I attribute this to a few things. Firstly, I’m not getting any younger, though I know age doesn’t necessarily preclude anyone from enjoying a drink or two to the degree that they feel they’re affecting them. Secondly, I haven’t been really fucking drunk for… probably at least ten years at this point, possibly more. I would have thought that would make my tolerance drop to rock bottom, but as noted above, I just feel… nothing, really.
Probably the most significant reason that I derive no joy from drinking is because I’ve seen what overreliance on alcohol can do to a person and the people around them, on more than one occasion. Thankfully all the people I have known with such a problem are all comfortably recovering now, but I still can’t help but be reminded of the things I saw and heard when things were really bad.
In fact, I’d probably go so far as to say that I’m probably traumatised by such things. I hasten to add that nothing irreversibly bad happened to or was done to me by or as a result of the person who had the problem, but I will say that you should never assume the person directly suffering with alcohol-related issues is the only one who needs support. I went through some rather dark times of my own, and I suspect residual feelings towards those dark times have resulted in me drawing no joy from alcohol today.
As I say, it’s a bit of a shame, because I always used to enjoy a boozy night out with friends, and indeed there are almost certainly entries in the depths of this blog’s archives that outline exactly how and why I enjoyed such occasions.
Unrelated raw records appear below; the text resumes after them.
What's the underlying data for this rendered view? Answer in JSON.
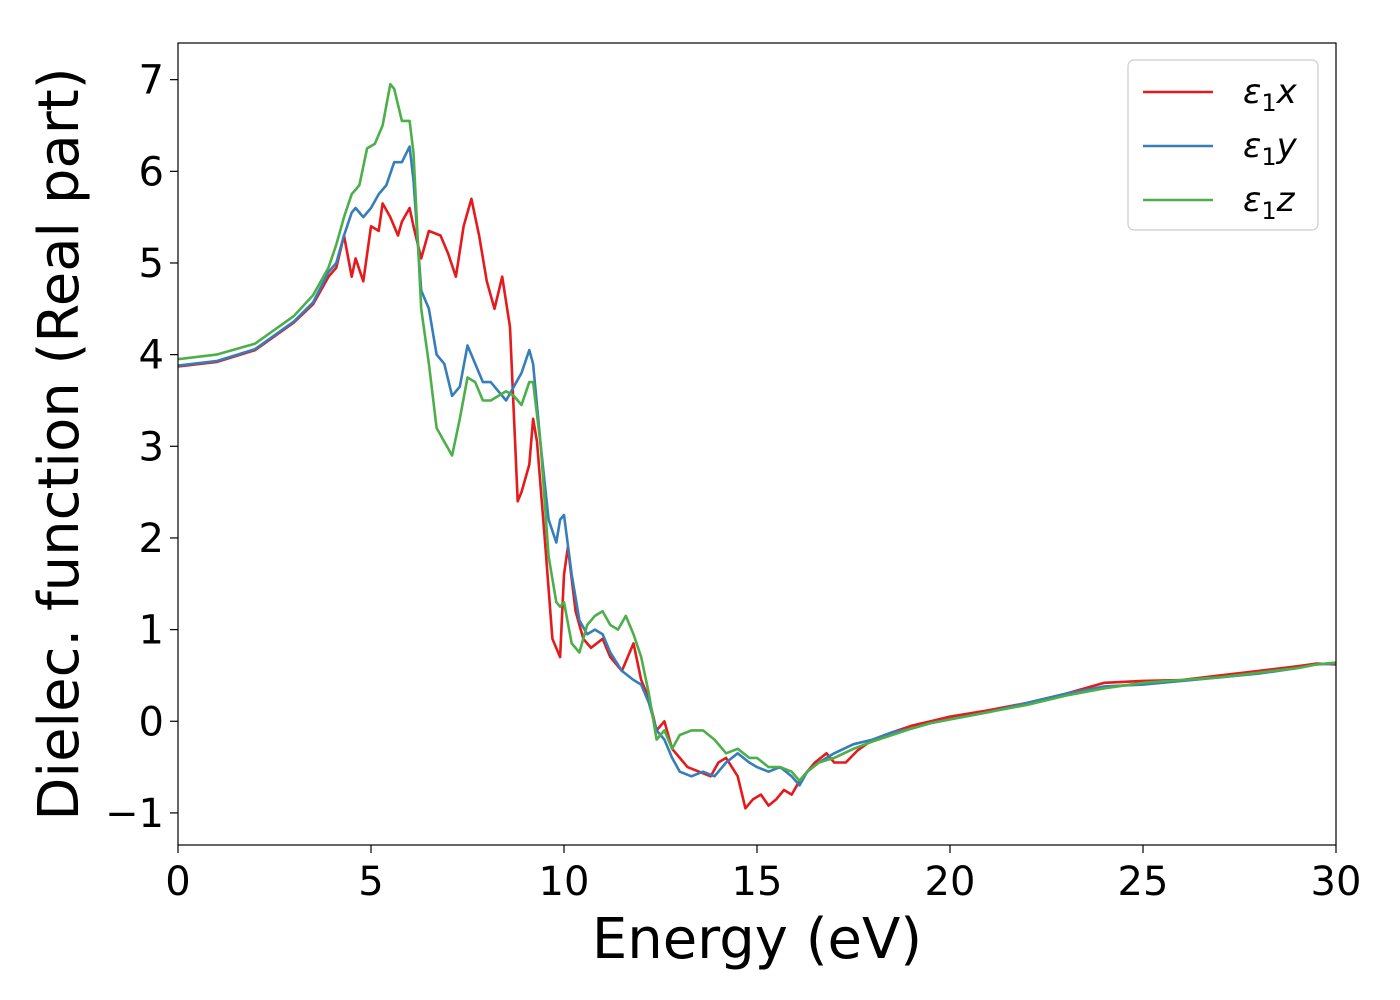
{
  "chart_data": {
    "type": "line",
    "title": "",
    "xlabel": "Energy (eV)",
    "ylabel": "Dielec. function (Real part)",
    "xlim": [
      0,
      30
    ],
    "ylim": [
      -1.35,
      7.4
    ],
    "xticks": [
      0,
      5,
      10,
      15,
      20,
      25,
      30
    ],
    "xtick_labels": [
      "0",
      "5",
      "10",
      "15",
      "20",
      "25",
      "30"
    ],
    "yticks": [
      -1,
      0,
      1,
      2,
      3,
      4,
      5,
      6,
      7
    ],
    "ytick_labels": [
      "−1",
      "0",
      "1",
      "2",
      "3",
      "4",
      "5",
      "6",
      "7"
    ],
    "grid": false,
    "legend_position": "top-right",
    "series": [
      {
        "name": "ε₁x",
        "legend_main": "ε",
        "legend_sub": "1",
        "legend_tail": "x",
        "color": "#e41a1c",
        "x": [
          0,
          1,
          2,
          3,
          3.5,
          3.9,
          4.1,
          4.3,
          4.5,
          4.6,
          4.8,
          5.0,
          5.2,
          5.3,
          5.5,
          5.7,
          5.8,
          6.0,
          6.1,
          6.3,
          6.5,
          6.8,
          7.0,
          7.2,
          7.4,
          7.6,
          7.8,
          8.0,
          8.2,
          8.4,
          8.6,
          8.8,
          8.9,
          9.1,
          9.2,
          9.3,
          9.5,
          9.7,
          9.9,
          10.0,
          10.1,
          10.3,
          10.5,
          10.7,
          11.0,
          11.2,
          11.5,
          11.8,
          12.0,
          12.2,
          12.4,
          12.6,
          12.8,
          13.0,
          13.2,
          13.5,
          13.8,
          14.0,
          14.2,
          14.5,
          14.7,
          14.9,
          15.1,
          15.3,
          15.5,
          15.7,
          15.9,
          16.1,
          16.3,
          16.5,
          16.8,
          17.0,
          17.3,
          17.6,
          18.0,
          18.5,
          19.0,
          19.5,
          20.0,
          21.0,
          22.0,
          23.0,
          24.0,
          25.0,
          26.0,
          27.0,
          28.0,
          29.0,
          29.5,
          30.0
        ],
        "values": [
          3.87,
          3.92,
          4.05,
          4.35,
          4.55,
          4.85,
          4.95,
          5.3,
          4.85,
          5.05,
          4.8,
          5.4,
          5.35,
          5.65,
          5.5,
          5.3,
          5.45,
          5.6,
          5.4,
          5.05,
          5.35,
          5.3,
          5.1,
          4.85,
          5.4,
          5.7,
          5.3,
          4.8,
          4.5,
          4.85,
          4.3,
          2.4,
          2.5,
          2.8,
          3.3,
          3.05,
          2.0,
          0.9,
          0.7,
          1.6,
          1.9,
          1.2,
          0.9,
          0.8,
          0.9,
          0.7,
          0.55,
          0.85,
          0.45,
          0.25,
          -0.1,
          0.0,
          -0.3,
          -0.4,
          -0.5,
          -0.55,
          -0.6,
          -0.45,
          -0.4,
          -0.6,
          -0.95,
          -0.85,
          -0.8,
          -0.92,
          -0.85,
          -0.75,
          -0.8,
          -0.65,
          -0.55,
          -0.45,
          -0.35,
          -0.45,
          -0.45,
          -0.32,
          -0.2,
          -0.12,
          -0.05,
          0.0,
          0.05,
          0.12,
          0.2,
          0.3,
          0.42,
          0.44,
          0.45,
          0.5,
          0.55,
          0.6,
          0.63,
          0.62
        ]
      },
      {
        "name": "ε₁y",
        "legend_main": "ε",
        "legend_sub": "1",
        "legend_tail": "y",
        "color": "#377eb8",
        "x": [
          0,
          1,
          2,
          3,
          3.5,
          3.9,
          4.1,
          4.3,
          4.5,
          4.6,
          4.8,
          5.0,
          5.2,
          5.4,
          5.6,
          5.8,
          6.0,
          6.1,
          6.3,
          6.5,
          6.7,
          6.9,
          7.1,
          7.3,
          7.5,
          7.7,
          7.9,
          8.1,
          8.3,
          8.5,
          8.7,
          8.9,
          9.1,
          9.2,
          9.4,
          9.6,
          9.8,
          9.9,
          10.0,
          10.2,
          10.4,
          10.6,
          10.8,
          11.0,
          11.2,
          11.5,
          11.8,
          12.0,
          12.2,
          12.4,
          12.6,
          12.8,
          13.0,
          13.3,
          13.6,
          13.9,
          14.2,
          14.5,
          14.8,
          15.0,
          15.3,
          15.6,
          15.9,
          16.1,
          16.3,
          16.6,
          17.0,
          17.5,
          18.0,
          18.5,
          19.0,
          19.5,
          20.0,
          21.0,
          22.0,
          23.0,
          24.0,
          25.0,
          26.0,
          27.0,
          28.0,
          29.0,
          29.5,
          30.0
        ],
        "values": [
          3.88,
          3.93,
          4.06,
          4.36,
          4.57,
          4.9,
          5.0,
          5.3,
          5.55,
          5.6,
          5.5,
          5.6,
          5.75,
          5.85,
          6.1,
          6.1,
          6.27,
          5.9,
          4.7,
          4.5,
          4.0,
          3.9,
          3.55,
          3.65,
          4.1,
          3.9,
          3.7,
          3.7,
          3.6,
          3.5,
          3.65,
          3.8,
          4.05,
          3.9,
          3.0,
          2.2,
          1.95,
          2.2,
          2.25,
          1.6,
          1.1,
          0.95,
          1.0,
          0.95,
          0.75,
          0.55,
          0.45,
          0.4,
          0.2,
          -0.1,
          -0.2,
          -0.4,
          -0.55,
          -0.6,
          -0.55,
          -0.6,
          -0.45,
          -0.35,
          -0.45,
          -0.5,
          -0.55,
          -0.5,
          -0.6,
          -0.7,
          -0.55,
          -0.45,
          -0.35,
          -0.25,
          -0.2,
          -0.12,
          -0.08,
          -0.02,
          0.02,
          0.1,
          0.2,
          0.3,
          0.38,
          0.4,
          0.44,
          0.48,
          0.52,
          0.58,
          0.62,
          0.63
        ]
      },
      {
        "name": "ε₁z",
        "legend_main": "ε",
        "legend_sub": "1",
        "legend_tail": "z",
        "color": "#4daf4a",
        "x": [
          0,
          1,
          2,
          3,
          3.5,
          3.9,
          4.1,
          4.3,
          4.5,
          4.7,
          4.9,
          5.1,
          5.3,
          5.5,
          5.6,
          5.8,
          6.0,
          6.1,
          6.3,
          6.5,
          6.7,
          6.9,
          7.1,
          7.3,
          7.5,
          7.7,
          7.9,
          8.1,
          8.3,
          8.5,
          8.7,
          8.9,
          9.1,
          9.2,
          9.4,
          9.6,
          9.8,
          9.9,
          10.0,
          10.2,
          10.4,
          10.6,
          10.8,
          11.0,
          11.2,
          11.4,
          11.6,
          11.8,
          12.0,
          12.2,
          12.4,
          12.6,
          12.8,
          13.0,
          13.3,
          13.6,
          13.9,
          14.2,
          14.5,
          14.8,
          15.0,
          15.3,
          15.6,
          15.9,
          16.1,
          16.3,
          16.6,
          17.0,
          17.5,
          18.0,
          18.5,
          19.0,
          19.5,
          20.0,
          21.0,
          22.0,
          23.0,
          24.0,
          25.0,
          26.0,
          27.0,
          28.0,
          29.0,
          29.5,
          30.0
        ],
        "values": [
          3.95,
          4.0,
          4.12,
          4.42,
          4.65,
          4.95,
          5.2,
          5.5,
          5.75,
          5.85,
          6.25,
          6.3,
          6.5,
          6.95,
          6.9,
          6.55,
          6.55,
          6.2,
          4.5,
          3.9,
          3.2,
          3.05,
          2.9,
          3.3,
          3.75,
          3.7,
          3.5,
          3.5,
          3.55,
          3.6,
          3.55,
          3.45,
          3.7,
          3.7,
          3.0,
          1.8,
          1.3,
          1.25,
          1.3,
          0.85,
          0.75,
          1.05,
          1.15,
          1.2,
          1.05,
          1.0,
          1.15,
          0.95,
          0.7,
          0.3,
          -0.2,
          -0.1,
          -0.3,
          -0.15,
          -0.1,
          -0.1,
          -0.2,
          -0.35,
          -0.3,
          -0.4,
          -0.4,
          -0.5,
          -0.5,
          -0.55,
          -0.65,
          -0.55,
          -0.45,
          -0.4,
          -0.3,
          -0.22,
          -0.15,
          -0.08,
          -0.02,
          0.02,
          0.1,
          0.18,
          0.28,
          0.36,
          0.42,
          0.45,
          0.48,
          0.53,
          0.58,
          0.62,
          0.64
        ]
      }
    ]
  }
}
But for any and/or all of the reasons outlined above — plus the fact I rarely see “friends” in general at all these days, particularly post-COVID — that’s just not something that is anywhere even vaguely near the top of my priority list these days.
Every time I’ve had a drink or two in the last few years, I’ve felt something like this. So I think it might just be time to say that enough is enough, I don’t need or want alcohol in my life, and leave it at that. I guess that part of my life is passed.
Which, as I say, is probably a good thing, on balance.